The International Monetary Fund (IMF) has reportedly advised Pakistan to reduce or phase out broad fuel and electricity subsidies in the upcoming 2026–27 federal budget. According to media reports, the IMF wants Pakistan to adopt a “cost recovery” system in the energy sector so that fuel and electricity prices reflect their actual market cost. The IMF believes that continuous subsidies are increasing Pakistan’s fiscal deficit and putting additional pressure on the national economy.
Focus on Energy Sector Reforms
During ongoing budget negotiations, the IMF emphasized the importance of major reforms in Pakistan’s energy sector. Reports suggest that the organization has asked the government to implement electricity tariff adjustments on time and avoid delaying fuel price increases. The IMF argues that untargeted subsidies create financial instability and contribute to the growing circular debt crisis in the power sector.
Targeted Relief for Low Income Consumers
Although reports mention the removal of broad subsidies, there is no official announcement about ending all relief programs completely. Sources indicate that the IMF may still allow targeted subsidies for low-income and deserving households. This means the government could continue providing limited support to vulnerable consumers while reducing nationwide subsidy schemes that benefit all users equally.
Possible Impact on Fuel and Electricity Prices
Economic analysts believe that reducing subsidies could lead to higher fuel and electricity prices in the coming months. An increase in energy costs may also affect transportation fares and the prices of essential goods across the country. However, the government and the IMF maintain that such reforms are necessary to stabilize the economy and improve Pakistan’s financial position in the long term.
IMF Demands Fiscal Discipline
Reports also suggest that the IMF has urged Pakistan to reduce unnecessary expenditures and limit tax exemptions in the new budget. In addition, the organization has called for strict measures to control circular debt and improve revenue collection. These steps are considered important for maintaining Pakistan’s ongoing IMF loan program and restoring investor confidence in the economy.

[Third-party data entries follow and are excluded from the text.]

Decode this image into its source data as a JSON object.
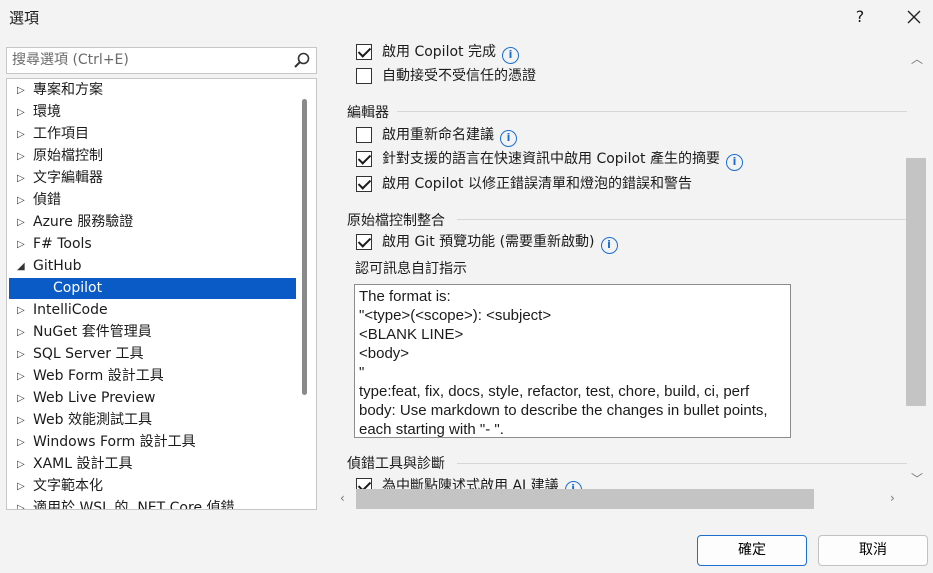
{
  "window": {
    "title": "選項",
    "help": "?"
  },
  "search": {
    "placeholder": "搜尋選項 (Ctrl+E)"
  },
  "tree": {
    "items": [
      {
        "label": "專案和方案"
      },
      {
        "label": "環境"
      },
      {
        "label": "工作項目"
      },
      {
        "label": "原始檔控制"
      },
      {
        "label": "文字編輯器"
      },
      {
        "label": "偵錯"
      },
      {
        "label": "Azure 服務驗證"
      },
      {
        "label": "F# Tools"
      },
      {
        "label": "GitHub"
      },
      {
        "label": "Copilot"
      },
      {
        "label": "IntelliCode"
      },
      {
        "label": "NuGet 套件管理員"
      },
      {
        "label": "SQL Server 工具"
      },
      {
        "label": "Web Form 設計工具"
      },
      {
        "label": "Web Live Preview"
      },
      {
        "label": "Web 效能測試工具"
      },
      {
        "label": "Windows Form 設計工具"
      },
      {
        "label": "XAML 設計工具"
      },
      {
        "label": "文字範本化"
      },
      {
        "label": "適用於 WSL 的 .NET Core 偵錯"
      }
    ]
  },
  "settings": {
    "top": {
      "enable_completions": "啟用 Copilot 完成",
      "auto_accept_certs": "自動接受不受信任的憑證"
    },
    "editor": {
      "title": "編輯器",
      "rename_suggestions": "啟用重新命名建議",
      "quick_info_summary": "針對支援的語言在快速資訊中啟用 Copilot 產生的摘要",
      "fix_errors": "啟用 Copilot 以修正錯誤清單和燈泡的錯誤和警告"
    },
    "source_control": {
      "title": "原始檔控制整合",
      "git_preview": "啟用 Git 預覽功能 (需要重新啟動)",
      "commit_instructions_label": "認可訊息自訂指示",
      "commit_instructions_value": "The format is:\n\"<type>(<scope>): <subject>\n<BLANK LINE>\n<body>\n\"\ntype:feat, fix, docs, style, refactor, test, chore, build, ci, perf\nbody: Use markdown to describe the changes in bullet points, each starting with \"- \"."
    },
    "debugger": {
      "title": "偵錯工具與診斷",
      "ai_suggestions": "為中斷點陳述式啟用 AI 建議"
    }
  },
  "buttons": {
    "ok": "確定",
    "cancel": "取消"
  }
}
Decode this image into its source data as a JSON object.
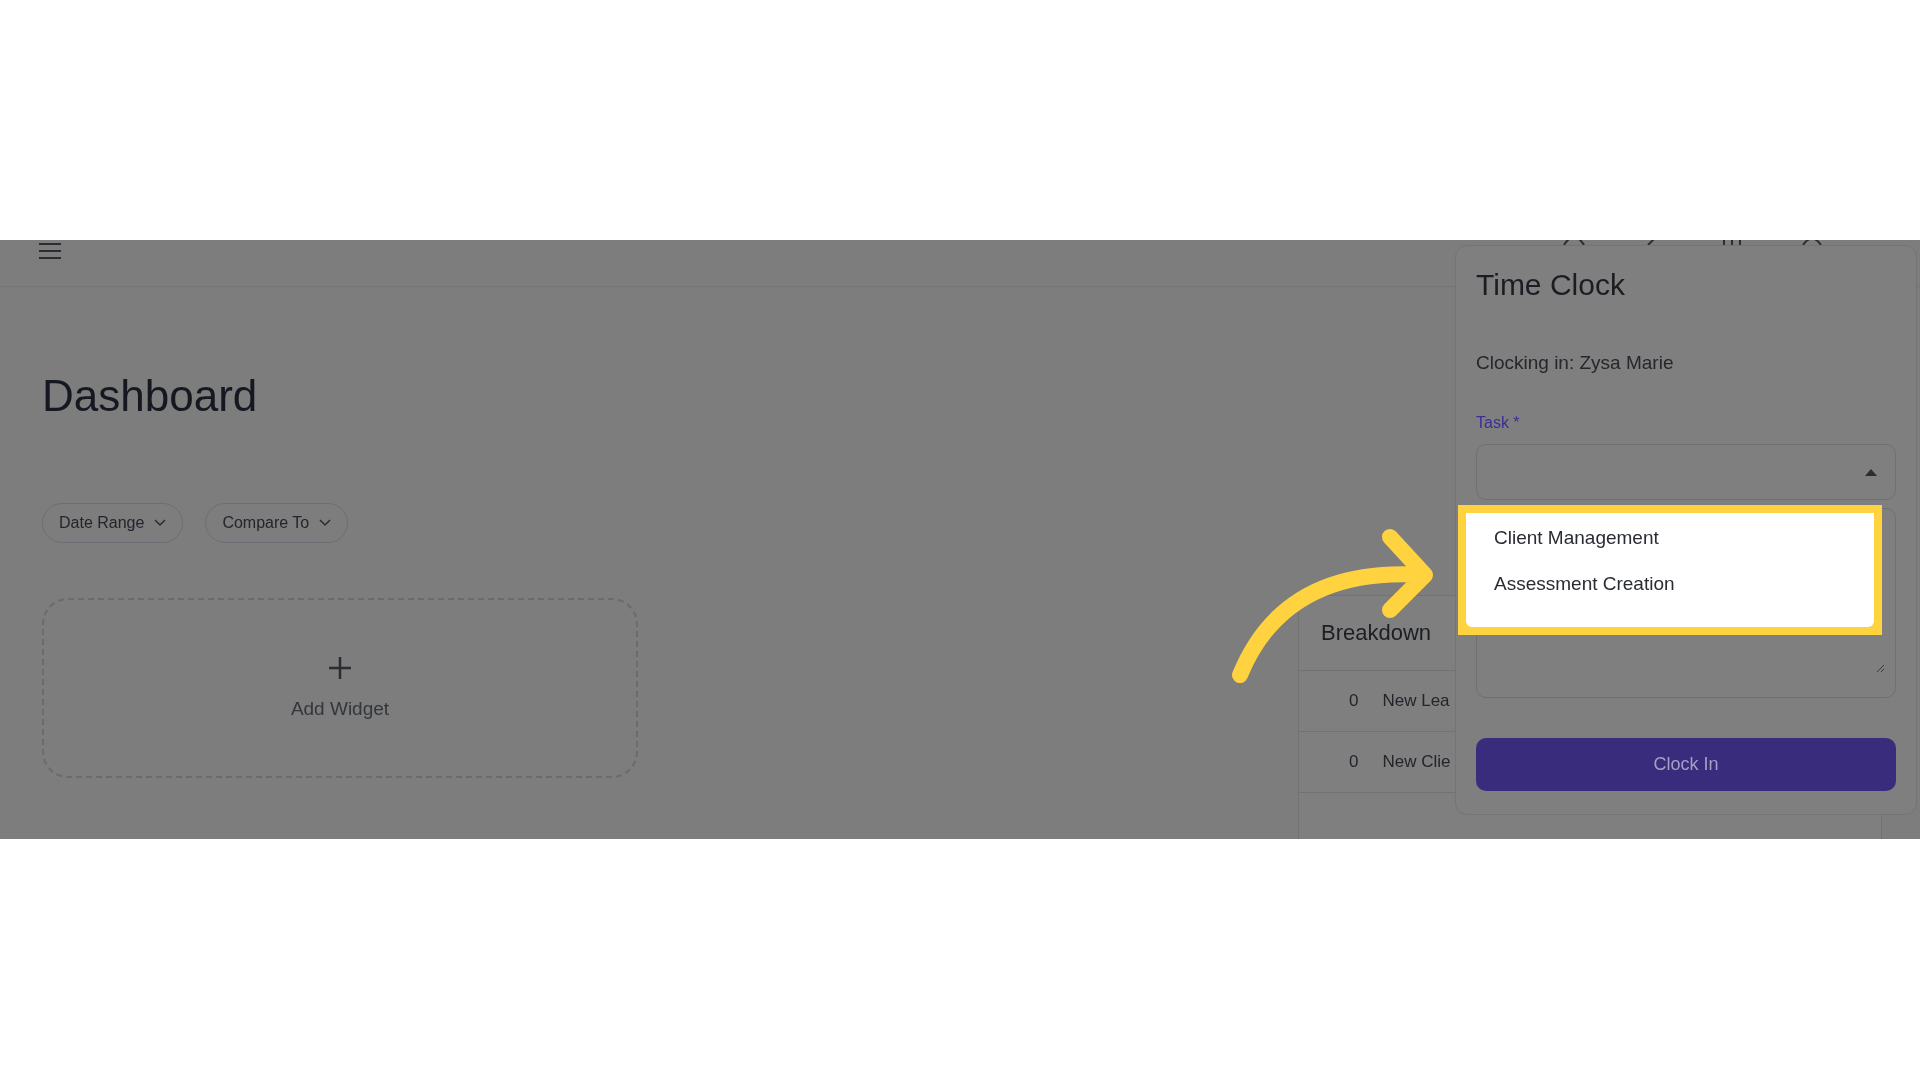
{
  "page": {
    "title": "Dashboard",
    "filters": [
      {
        "label": "Date Range"
      },
      {
        "label": "Compare To"
      }
    ],
    "add_widget": {
      "label": "Add Widget"
    }
  },
  "breakdown": {
    "title": "Breakdown",
    "rows": [
      {
        "count": "0",
        "label": "New Lea"
      },
      {
        "count": "0",
        "label": "New Clie"
      }
    ]
  },
  "time_clock": {
    "title": "Time Clock",
    "clocking_in": "Clocking in: Zysa Marie",
    "task_field": {
      "label": "Task *",
      "expanded": true,
      "options": [
        {
          "label": "Client Management"
        },
        {
          "label": "Assessment Creation"
        }
      ]
    },
    "button": "Clock In"
  }
}
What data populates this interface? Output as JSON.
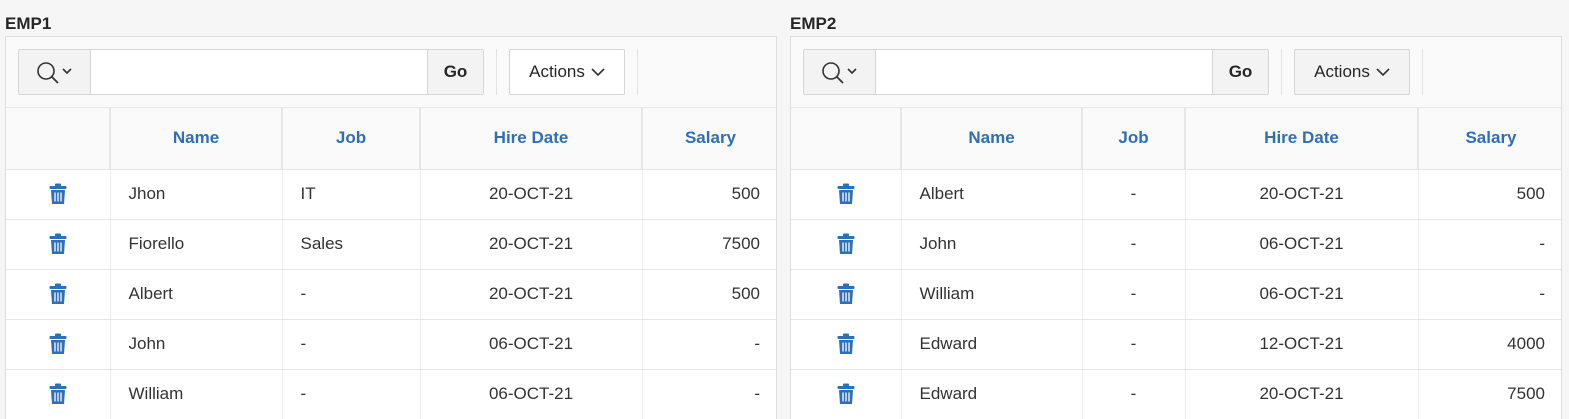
{
  "colors": {
    "header_link": "#2f6fb7",
    "icon": "#2f6fb7"
  },
  "regions": [
    {
      "title": "EMP1",
      "search": {
        "value": "",
        "go_label": "Go",
        "actions_label": "Actions"
      },
      "columns": [
        "Name",
        "Job",
        "Hire Date",
        "Salary"
      ],
      "rows": [
        {
          "name": "Jhon",
          "job": "IT",
          "hire_date": "20-OCT-21",
          "salary": "500"
        },
        {
          "name": "Fiorello",
          "job": "Sales",
          "hire_date": "20-OCT-21",
          "salary": "7500"
        },
        {
          "name": "Albert",
          "job": "-",
          "hire_date": "20-OCT-21",
          "salary": "500"
        },
        {
          "name": "John",
          "job": "-",
          "hire_date": "06-OCT-21",
          "salary": "-"
        },
        {
          "name": "William",
          "job": "-",
          "hire_date": "06-OCT-21",
          "salary": "-"
        }
      ]
    },
    {
      "title": "EMP2",
      "search": {
        "value": "",
        "go_label": "Go",
        "actions_label": "Actions"
      },
      "columns": [
        "Name",
        "Job",
        "Hire Date",
        "Salary"
      ],
      "rows": [
        {
          "name": "Albert",
          "job": "-",
          "hire_date": "20-OCT-21",
          "salary": "500"
        },
        {
          "name": "John",
          "job": "-",
          "hire_date": "06-OCT-21",
          "salary": "-"
        },
        {
          "name": "William",
          "job": "-",
          "hire_date": "06-OCT-21",
          "salary": "-"
        },
        {
          "name": "Edward",
          "job": "-",
          "hire_date": "12-OCT-21",
          "salary": "4000"
        },
        {
          "name": "Edward",
          "job": "-",
          "hire_date": "20-OCT-21",
          "salary": "7500"
        }
      ]
    }
  ]
}
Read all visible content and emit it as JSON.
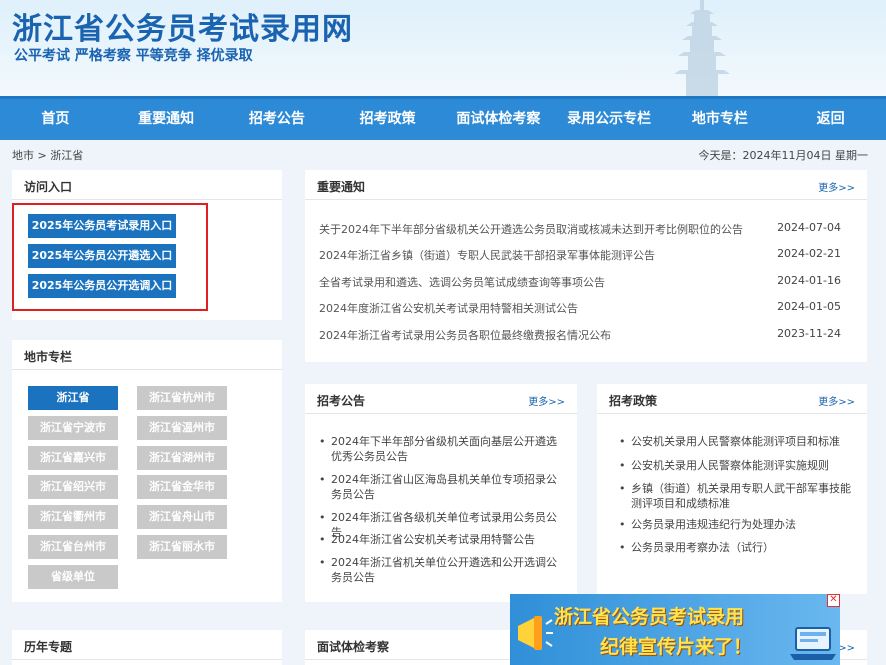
{
  "header": {
    "title": "浙江省公务员考试录用网",
    "slogan": "公平考试 严格考察 平等竞争 择优录取"
  },
  "nav": [
    "首页",
    "重要通知",
    "招考公告",
    "招考政策",
    "面试体检考察",
    "录用公示专栏",
    "地市专栏",
    "返回"
  ],
  "crumb": "地市 > 浙江省",
  "today": "今天是：2024年11月04日 星期一",
  "access": {
    "title": "访问入口",
    "buttons": [
      "2025年公务员考试录用入口",
      "2025年公务员公开遴选入口",
      "2025年公务员公开选调入口"
    ]
  },
  "city": {
    "title": "地市专栏",
    "items": [
      "浙江省",
      "浙江省杭州市",
      "浙江省宁波市",
      "浙江省温州市",
      "浙江省嘉兴市",
      "浙江省湖州市",
      "浙江省绍兴市",
      "浙江省金华市",
      "浙江省衢州市",
      "浙江省舟山市",
      "浙江省台州市",
      "浙江省丽水市",
      "省级单位"
    ]
  },
  "notice": {
    "title": "重要通知",
    "more": "更多>>",
    "rows": [
      {
        "text": "关于2024年下半年部分省级机关公开遴选公务员取消或核减未达到开考比例职位的公告",
        "date": "2024-07-04"
      },
      {
        "text": "2024年浙江省乡镇（街道）专职人民武装干部招录军事体能测评公告",
        "date": "2024-02-21"
      },
      {
        "text": "全省考试录用和遴选、选调公务员笔试成绩查询等事项公告",
        "date": "2024-01-16"
      },
      {
        "text": "2024年度浙江省公安机关考试录用特警相关测试公告",
        "date": "2024-01-05"
      },
      {
        "text": "2024年浙江省考试录用公务员各职位最终缴费报名情况公布",
        "date": "2023-11-24"
      }
    ]
  },
  "exam": {
    "title": "招考公告",
    "more": "更多>>",
    "items": [
      "2024年下半年部分省级机关面向基层公开遴选优秀公务员公告",
      "2024年浙江省山区海岛县机关单位专项招录公务员公告",
      "2024年浙江省各级机关单位考试录用公务员公告",
      "2024年浙江省公安机关考试录用特警公告",
      "2024年浙江省机关单位公开遴选和公开选调公务员公告"
    ]
  },
  "policy": {
    "title": "招考政策",
    "more": "更多>>",
    "items": [
      "公安机关录用人民警察体能测评项目和标准",
      "公安机关录用人民警察体能测评实施规则",
      "乡镇（街道）机关录用专职人武干部军事技能测评项目和成绩标准",
      "公务员录用违规违纪行为处理办法",
      "公务员录用考察办法（试行）"
    ]
  },
  "history": {
    "title": "历年专题"
  },
  "interview": {
    "title": "面试体检考察",
    "more": "更多>>"
  },
  "ad": {
    "line1": "浙江省公务员考试录用",
    "line2": "纪律宣传片来了！",
    "close": "✕"
  },
  "colors": {
    "nav": "#2d8ad6",
    "button": "#1b73c0",
    "highlight_border": "#e02020"
  }
}
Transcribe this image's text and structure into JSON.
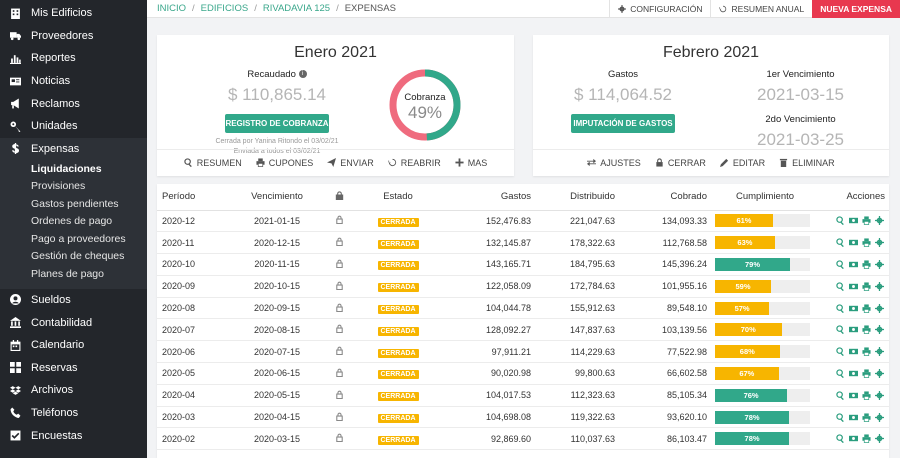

Budget Decisions May Affect the Public
Experts believe that the upcoming federal budget could bring difficult economic decisions for the public. If subsidies are reduced, inflationary pressure may increase in the short term, making daily expenses more challenging for ordinary citizens. Despite these concerns, the government argues that economic reforms are essential for achieving long-term financial stability and preventing a deeper economic crisis in the future.